其實他並不是對誰都這麼囂張的,但唯獨對大哥朱友裕,只要讓他逮到機會,這朱友諒絕對會毫不猶豫的踩上一腳,如果能連踩十腳那就更完美了。

原因無他,朱友裕身為長子而且還文武全才,這在其他兄弟眼裡天然的就是一個目標、靶子,是必須除之而後快的存在,在老朱還是梁王時,這種想法就已經萌發,如今他登基成了皇帝,大家也都成了皇子,與皇帝僅僅一字之差,自然更加的將順位靠前的朱友裕視為眼中釘了。

只不過大家都礙於父皇的威壓,輕易還不好表露出來,唯獨這個朱友諒身為侄子兼義子,無論先天還是後天的條件都不是那麼完美,如果再不大力爭取,就更不會有奇蹟出現了,所以這次在來的路上,就暗下決心要在潞州打一場漂亮仗,以便藉機抬高自己,同時將朱友裕徹底踩在腳下。

這邊他趾高氣揚的進了大營,卻把朱友裕身邊的一眾將校看得咬牙切齒,恨不得一刀砍了這個賊鳥廝。唯獨朱友裕笑而不語,輕輕抬手安撫了一下這些部下,然後也跟在朱友諒的後面進了大營。

當晚朱友裕更是大排宴席為衡王殿下接風,酒桌之上朱友裕諛詞如潮猛拍朱友諒的馬屁,然後就是話鋒一轉繼續老調重彈,把潞州城裡的晉軍描述的如何驍勇、火器如何的犀利,言外之意就是弟弟你雖然厲害,但終歸不是對面晉軍的對手,還是趁早洗洗睡吧。

朱友諒本來就受不得激,加上這番話又是出自朱友裕之口,於是驕狂之意上湧,拍著桌子叫囂“明日一戰拿下潞州,否則提頭來見”,朱友裕見他如此表態也不便多言,只是微微一笑舉起酒碗連聲說道:“喝酒、喝酒”。
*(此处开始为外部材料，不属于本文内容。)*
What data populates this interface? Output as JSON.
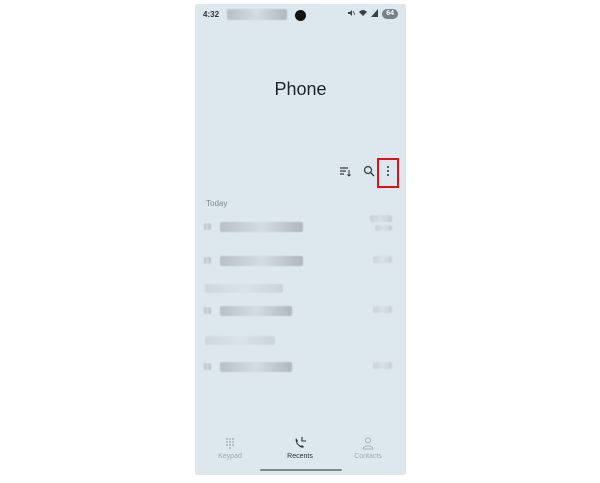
{
  "status_bar": {
    "time": "4:32",
    "battery": "64",
    "icons": [
      "mute-icon",
      "wifi-icon",
      "signal-icon",
      "battery-icon"
    ]
  },
  "header": {
    "title": "Phone"
  },
  "toolbar": {
    "icons": [
      "sort-filter-icon",
      "search-icon",
      "more-options-icon"
    ],
    "highlight_color": "#e2101b"
  },
  "recents": {
    "section_today": "Today"
  },
  "bottom_nav": {
    "items": [
      {
        "label": "Keypad",
        "icon": "keypad-icon"
      },
      {
        "label": "Recents",
        "icon": "recents-icon"
      },
      {
        "label": "Contacts",
        "icon": "contacts-icon"
      }
    ],
    "active": "Recents"
  },
  "colors": {
    "screen_background": "#dde8ee",
    "text_primary": "#1d232b"
  }
}
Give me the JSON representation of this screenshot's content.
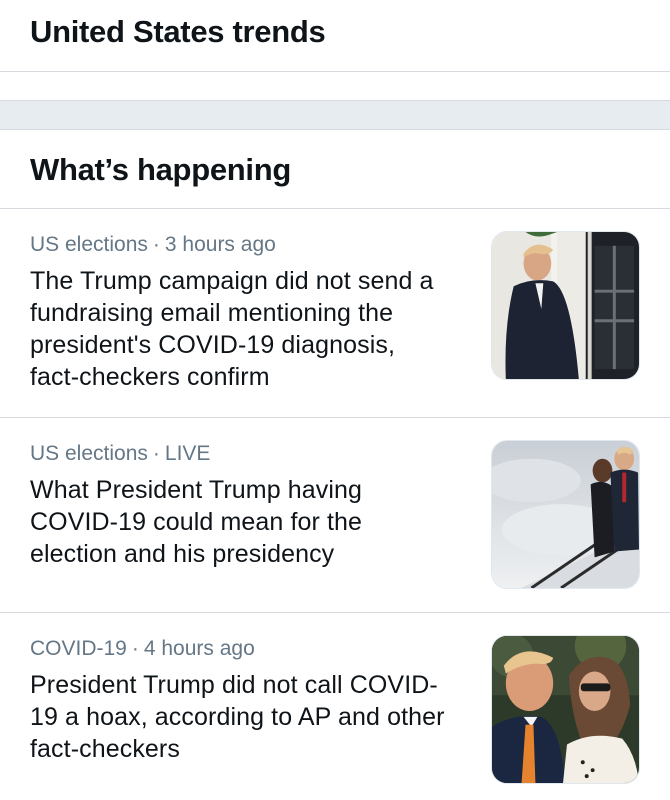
{
  "header": {
    "title": "United States trends"
  },
  "section": {
    "title": "What’s happening"
  },
  "stories": [
    {
      "category": "US elections",
      "time": "3 hours ago",
      "headline": "The Trump campaign did not send a fundraising email mentioning the president's COVID-19 diagnosis, fact-checkers confirm",
      "image": "photo-trump-walking-doorway"
    },
    {
      "category": "US elections",
      "time": "LIVE",
      "headline": "What President Trump having COVID-19 could mean for the election and his presidency",
      "image": "photo-trump-airplane-stairs"
    },
    {
      "category": "COVID-19",
      "time": "4 hours ago",
      "headline": "President Trump did not call COVID-19 a hoax, according to AP and other fact-checkers",
      "image": "photo-trump-and-first-lady"
    }
  ]
}
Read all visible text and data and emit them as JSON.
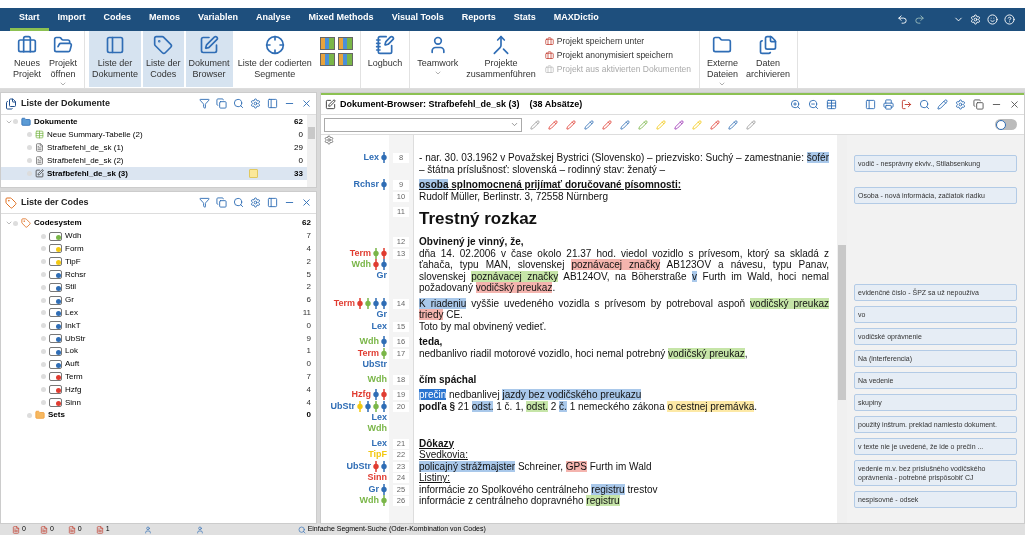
{
  "menu_tabs": [
    {
      "label": "Start",
      "selected": true
    },
    {
      "label": "Import",
      "selected": false
    },
    {
      "label": "Codes",
      "selected": false
    },
    {
      "label": "Memos",
      "selected": false
    },
    {
      "label": "Variablen",
      "selected": false
    },
    {
      "label": "Analyse",
      "selected": false
    },
    {
      "label": "Mixed Methods",
      "selected": false
    },
    {
      "label": "Visual Tools",
      "selected": false
    },
    {
      "label": "Reports",
      "selected": false
    },
    {
      "label": "Stats",
      "selected": false
    },
    {
      "label": "MAXDictio",
      "selected": false
    }
  ],
  "ribbon_groups": [
    {
      "items": [
        {
          "kind": "large",
          "label": "Neues\nProjekt",
          "selected": false,
          "dropdown": false
        },
        {
          "kind": "large",
          "label": "Projekt\nöffnen",
          "selected": false,
          "dropdown": true
        }
      ]
    },
    {
      "items": [
        {
          "kind": "large",
          "label": "Liste der\nDokumente",
          "selected": true,
          "dropdown": false
        },
        {
          "kind": "large",
          "label": "Liste der\nCodes",
          "selected": true,
          "dropdown": false
        },
        {
          "kind": "large",
          "label": "Dokument\nBrowser",
          "selected": true,
          "dropdown": false
        },
        {
          "kind": "large",
          "label": "Liste der codierten\nSegmente",
          "selected": false,
          "dropdown": false
        },
        {
          "kind": "grid"
        }
      ]
    },
    {
      "items": [
        {
          "kind": "large",
          "label": "Logbuch",
          "selected": false,
          "dropdown": false
        }
      ]
    },
    {
      "items": [
        {
          "kind": "large",
          "label": "Teamwork",
          "selected": false,
          "dropdown": true
        },
        {
          "kind": "large",
          "label": "Projekte\nzusammenführen",
          "selected": false,
          "dropdown": false
        },
        {
          "kind": "small_list",
          "entries": [
            {
              "label": "Projekt speichern unter",
              "disabled": false
            },
            {
              "label": "Projekt anonymisiert speichern",
              "disabled": false
            },
            {
              "label": "Projekt aus aktivierten Dokumenten",
              "disabled": true
            }
          ]
        }
      ]
    },
    {
      "items": [
        {
          "kind": "large",
          "label": "Externe\nDateien",
          "selected": false,
          "dropdown": true
        },
        {
          "kind": "large",
          "label": "Daten\narchivieren",
          "selected": false,
          "dropdown": false
        }
      ]
    }
  ],
  "documents_panel": {
    "title": "Liste der Dokumente",
    "root": {
      "name": "Dokumente",
      "count": "62",
      "expanded": true,
      "children": [
        {
          "kind": "table",
          "name": "Neue Summary-Tabelle (2)",
          "count": "0",
          "selected": false,
          "memo": false
        },
        {
          "kind": "text",
          "name": "Strafbefehl_de_sk (1)",
          "count": "29",
          "selected": false,
          "memo": false
        },
        {
          "kind": "text",
          "name": "Strafbefehl_de_sk (2)",
          "count": "0",
          "selected": false,
          "memo": false
        },
        {
          "kind": "edit",
          "name": "Strafbefehl_de_sk (3)",
          "count": "33",
          "selected": true,
          "memo": true
        }
      ]
    }
  },
  "codes_panel": {
    "title": "Liste der Codes",
    "root": {
      "name": "Codesystem",
      "count": "62",
      "expanded": true,
      "children": [
        {
          "name": "Wdh",
          "count": "7",
          "color": "#7ab648"
        },
        {
          "name": "Form",
          "count": "4",
          "color": "#f2c811"
        },
        {
          "name": "TipF",
          "count": "2",
          "color": "#f2c811"
        },
        {
          "name": "Rchsr",
          "count": "5",
          "color": "#2f6db5"
        },
        {
          "name": "Stil",
          "count": "2",
          "color": "#2f6db5"
        },
        {
          "name": "Gr",
          "count": "6",
          "color": "#2f6db5"
        },
        {
          "name": "Lex",
          "count": "11",
          "color": "#2f6db5"
        },
        {
          "name": "InkT",
          "count": "0",
          "color": "#2f6db5"
        },
        {
          "name": "UbStr",
          "count": "9",
          "color": "#2f6db5"
        },
        {
          "name": "Lok",
          "count": "1",
          "color": "#2f6db5"
        },
        {
          "name": "Auft",
          "count": "0",
          "color": "#2f6db5"
        },
        {
          "name": "Term",
          "count": "7",
          "color": "#e03c31"
        },
        {
          "name": "Hzfg",
          "count": "4",
          "color": "#e03c31"
        },
        {
          "name": "Sinn",
          "count": "4",
          "color": "#e03c31"
        }
      ]
    },
    "sets": {
      "name": "Sets",
      "count": "0"
    }
  },
  "browser": {
    "title": "Dokument-Browser: Strafbefehl_de_sk (3)",
    "paragraph_count": "(38 Absätze)",
    "memo_toggle": {
      "on": false
    },
    "blocks": [
      [
        {
          "number": "8",
          "kind": "normal",
          "codes": [
            {
              "name": "Lex",
              "color": "#2f6db5",
              "stripes": [
                {
                  "color": "#2f6db5"
                }
              ]
            }
          ],
          "segments": [
            {
              "text": "- nar. 30. 03.1962 v Považskej Bystrici (Slovensko) – priezvisko: Suchý – zamestnanie: "
            },
            {
              "text": "šofér",
              "color": "#a9c8ea"
            },
            {
              "text": " – štátna príslušnosť: slovenská – rodinný stav: ženatý –"
            }
          ]
        }
      ],
      [
        {
          "number": "9",
          "kind": "bold_underline",
          "codes": [
            {
              "name": "Rchsr",
              "color": "#2f6db5",
              "stripes": [
                {
                  "color": "#2f6db5"
                }
              ]
            }
          ],
          "segments": [
            {
              "text": "osoba",
              "color": "#a9c8ea"
            },
            {
              "text": " splnomocnená prijímať doručované písomnosti:"
            }
          ]
        },
        {
          "number": "10",
          "kind": "normal",
          "segments": [
            {
              "text": "Rudolf Müller, Berlinstr. 3, 72558 Nürnberg"
            }
          ]
        }
      ],
      [
        {
          "number": "11",
          "kind": "heading",
          "segments": [
            {
              "text": "Trestný rozkaz"
            }
          ]
        }
      ],
      [
        {
          "number": "12",
          "kind": "bold",
          "segments": [
            {
              "text": "Obvinený je vinný, že,"
            }
          ]
        },
        {
          "number": "13",
          "kind": "normal",
          "codes": [
            {
              "name": "Term",
              "color": "#e03c31",
              "stripes": [
                {
                  "color": "#7ab648"
                },
                {
                  "color": "#e03c31"
                }
              ]
            },
            {
              "name": "Wdh",
              "color": "#7ab648",
              "stripes": [
                {
                  "color": "#e03c31"
                },
                {
                  "color": "#2f6db5"
                }
              ]
            },
            {
              "name": "Gr",
              "color": "#2f6db5"
            }
          ],
          "segments": [
            {
              "text": "dňa 14. 02.2006 v čase okolo 21.37 hod. viedol vozidlo s prívesom, ktorý sa skladá z ťahača, typu MAN, slovenskej "
            },
            {
              "text": "poznávacej značky",
              "color": "#f4b4ae"
            },
            {
              "text": " AB123OV a návesu, typu Panav, slovenskej "
            },
            {
              "text": "poznávacej značky",
              "color": "#c6e5a8"
            },
            {
              "text": " AB124OV, na Böherstraße "
            },
            {
              "text": "v",
              "color": "#a9c8ea"
            },
            {
              "text": " Furth im Wald, hoci nemal požadovaný "
            },
            {
              "text": "vodičský preukaz",
              "color": "#f4b4ae"
            },
            {
              "text": "."
            }
          ]
        }
      ],
      [
        {
          "number": "14",
          "kind": "normal",
          "codes": [
            {
              "name": "Term",
              "color": "#e03c31",
              "stripes": [
                {
                  "color": "#e03c31"
                },
                {
                  "color": "#7ab648"
                },
                {
                  "color": "#2f6db5"
                },
                {
                  "color": "#2f6db5"
                }
              ]
            },
            {
              "name": "Gr",
              "color": "#2f6db5"
            }
          ],
          "segments": [
            {
              "text": "K riadeniu",
              "color": "#a9c8ea"
            },
            {
              "text": " vyššie uvedeného vozidla s prívesom by potreboval aspoň "
            },
            {
              "text": "vodičský preukaz ",
              "color": "#c6e5a8"
            },
            {
              "text": "triedy",
              "color": "#f4b4ae"
            },
            {
              "text": " CE."
            }
          ]
        },
        {
          "number": "15",
          "kind": "normal",
          "codes": [
            {
              "name": "Lex",
              "color": "#2f6db5"
            }
          ],
          "segments": [
            {
              "text": "Toto by mal obvinený vedieť."
            }
          ]
        }
      ],
      [
        {
          "number": "16",
          "kind": "bold",
          "codes": [
            {
              "name": "Wdh",
              "color": "#7ab648",
              "stripes": [
                {
                  "color": "#2f6db5"
                }
              ]
            }
          ],
          "segments": [
            {
              "text": "teda,"
            }
          ]
        },
        {
          "number": "17",
          "kind": "normal",
          "codes": [
            {
              "name": "Term",
              "color": "#e03c31",
              "stripes": [
                {
                  "color": "#7ab648"
                }
              ]
            },
            {
              "name": "UbStr",
              "color": "#2f6db5"
            }
          ],
          "segments": [
            {
              "text": "nedbanlivo riadil motorové vozidlo, hoci nemal potrebný "
            },
            {
              "text": "vodičský preukaz",
              "color": "#c6e5a8"
            },
            {
              "text": ","
            }
          ]
        }
      ],
      [
        {
          "number": "18",
          "kind": "bold",
          "codes": [
            {
              "name": "Wdh",
              "color": "#7ab648"
            }
          ],
          "segments": [
            {
              "text": "čím spáchal"
            }
          ]
        }
      ],
      [
        {
          "number": "19",
          "kind": "normal",
          "codes": [
            {
              "name": "Hzfg",
              "color": "#e03c31",
              "stripes": [
                {
                  "color": "#2f6db5"
                },
                {
                  "color": "#e03c31"
                }
              ]
            }
          ],
          "segments": [
            {
              "text": "prečin",
              "color": "#2a74d0"
            },
            {
              "text": " nedbanlivej "
            },
            {
              "text": "jazdy bez vodičského preukazu",
              "color": "#a9c8ea"
            }
          ]
        },
        {
          "number": "20",
          "kind": "normal",
          "codes": [
            {
              "name": "UbStr",
              "color": "#2f6db5",
              "stripes": [
                {
                  "color": "#f2c811"
                },
                {
                  "color": "#2f6db5"
                },
                {
                  "color": "#7ab648"
                },
                {
                  "color": "#2f6db5"
                }
              ]
            },
            {
              "name": "Lex",
              "color": "#2f6db5"
            },
            {
              "name": "Wdh",
              "color": "#7ab648"
            }
          ],
          "segments": [
            {
              "text": "podľa §",
              "bold": true
            },
            {
              "text": " 21 "
            },
            {
              "text": "odst.",
              "color": "#a9c8ea"
            },
            {
              "text": " 1 č. 1, "
            },
            {
              "text": "odst.",
              "color": "#c6e5a8"
            },
            {
              "text": " 2 "
            },
            {
              "text": "č.",
              "color": "#a9c8ea"
            },
            {
              "text": " 1 nemeckého zákona "
            },
            {
              "text": "o cestnej premávka",
              "color": "#fde9a6"
            },
            {
              "text": "."
            }
          ]
        }
      ],
      [
        {
          "number": "21",
          "kind": "bold_underline",
          "codes": [
            {
              "name": "Lex",
              "color": "#2f6db5"
            }
          ],
          "segments": [
            {
              "text": "Dôkazy"
            }
          ]
        },
        {
          "number": "22",
          "kind": "underline",
          "codes": [
            {
              "name": "TipF",
              "color": "#f2c811"
            }
          ],
          "segments": [
            {
              "text": "Svedkovia:"
            }
          ]
        },
        {
          "number": "23",
          "kind": "normal",
          "codes": [
            {
              "name": "UbStr",
              "color": "#2f6db5",
              "stripes": [
                {
                  "color": "#e03c31"
                },
                {
                  "color": "#2f6db5"
                }
              ]
            }
          ],
          "segments": [
            {
              "text": "policajný strážmajster",
              "color": "#a9c8ea"
            },
            {
              "text": " Schreiner, "
            },
            {
              "text": "GPS",
              "color": "#f4b4ae"
            },
            {
              "text": " Furth im Wald"
            }
          ]
        },
        {
          "number": "24",
          "kind": "underline",
          "codes": [
            {
              "name": "Sinn",
              "color": "#e03c31"
            }
          ],
          "segments": [
            {
              "text": "Listiny:"
            }
          ]
        },
        {
          "number": "25",
          "kind": "normal",
          "codes": [
            {
              "name": "Gr",
              "color": "#2f6db5",
              "stripes": [
                {
                  "color": "#2f6db5"
                }
              ]
            }
          ],
          "segments": [
            {
              "text": "informácie zo Spolkového centrálneho "
            },
            {
              "text": "registru",
              "color": "#a9c8ea"
            },
            {
              "text": " trestov"
            }
          ]
        },
        {
          "number": "26",
          "kind": "normal",
          "codes": [
            {
              "name": "Wdh",
              "color": "#7ab648",
              "stripes": [
                {
                  "color": "#7ab648"
                }
              ]
            }
          ],
          "segments": [
            {
              "text": "informácie z centrálneho dopravného "
            },
            {
              "text": "registru",
              "color": "#c6e5a8"
            }
          ]
        }
      ]
    ]
  },
  "memo_groups": [
    [
      "vodič - nesprávny ekviv., Stilabsenkung",
      "Osoba -  nová informácia, začiatok riadku"
    ],
    [
      "evidenčné číslo - ŠPZ sa už nepoužíva",
      "vo",
      "vodičské oprávnenie",
      "Na (interferencia)",
      "Na vedenie",
      "skupiny",
      "použitý inštrum. preklad namiesto dokument.",
      "v texte nie je uvedené, že ide o prečin ...",
      "vedenie m.v. bez príslušného vodičského oprávnenia - potrebné prispôsobiť CJ",
      "nespisovné - odsek"
    ]
  ],
  "status_bar": {
    "counts": [
      "0",
      "0",
      "0",
      "1"
    ],
    "search_mode": "Einfache Segment-Suche (Oder-Kombination von Codes)"
  }
}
他居然不接衡王殿下的話,擺明就是瞧不起人嘛,朱友諒見狀大怒一把將面前的酒菜掃落,大喊著“取紙筆來,某家要立軍令狀!”。

“自家兄弟何必當真,大哥信你,大哥信你還不行嗎”。

這句話就太可氣了,也太敷衍了吧一點誠意都沒有,朱友諒也確實生猛都不待有人奉上紙筆,直接咬破了手指就著桌布寫了一份軍令狀,扔給朱友裕後滿嘴是血的昂然而出,根本不知道他前腳一離開中軍大帳,朱友裕後腳又讓人重新置辦了一桌酒席,跟手下喝酒擼串兒整了一個通宵。

第二天一早才歇息下來的朱友裕,就被營外隆隆的戰鼓聲給吵醒了,捂著宿醉後快要炸開的腦袋,走出了中軍大帳,只見遠處朱友諒帶來的五萬人馬已經列陣於潞州城下,只等朱友諒一聲令下,這些梁軍便會衝將上去一舉拿下潞州。

果然沒過多一會,朱友諒便下令開始攻擊,這回他要以堂堂正正之師拿下潞州,否則不足以彰顯出他猛將的氣派。很可惜他並不知道,上一個這麼想的人,已經被晉軍一刀砍成了兩截,此刻正靜靜的躺在城中梁軍屍體堆的最上面。

不過對於朱友諒這種人來說,有時候“無知者無畏”也是一種幸福,只見他一付意氣風發、頤指氣使的模樣,抬手一揮梁軍陣中的大型攻城器械被一件接著一件的推了出來,隨後大批的梁軍,簇擁著這些器械緩緩起步,向著潞州城無比堅定的邁開了進攻的步伐。

“嘭......”朱友裕望著遠去的大型雲梯,嘴裡學著晉軍火炮的爆炸聲,他這邊自己玩的正嗨,就見遠處一架正在緩緩移動的雲梯應聲就散了駕,蹲在上面的梁軍士卒,如同破娃娃一邊稀里嘩啦的掉落在了地上。

朱友裕:“臥槽,要不要這麼靈啊,莫非某家的嘴開過光!?”。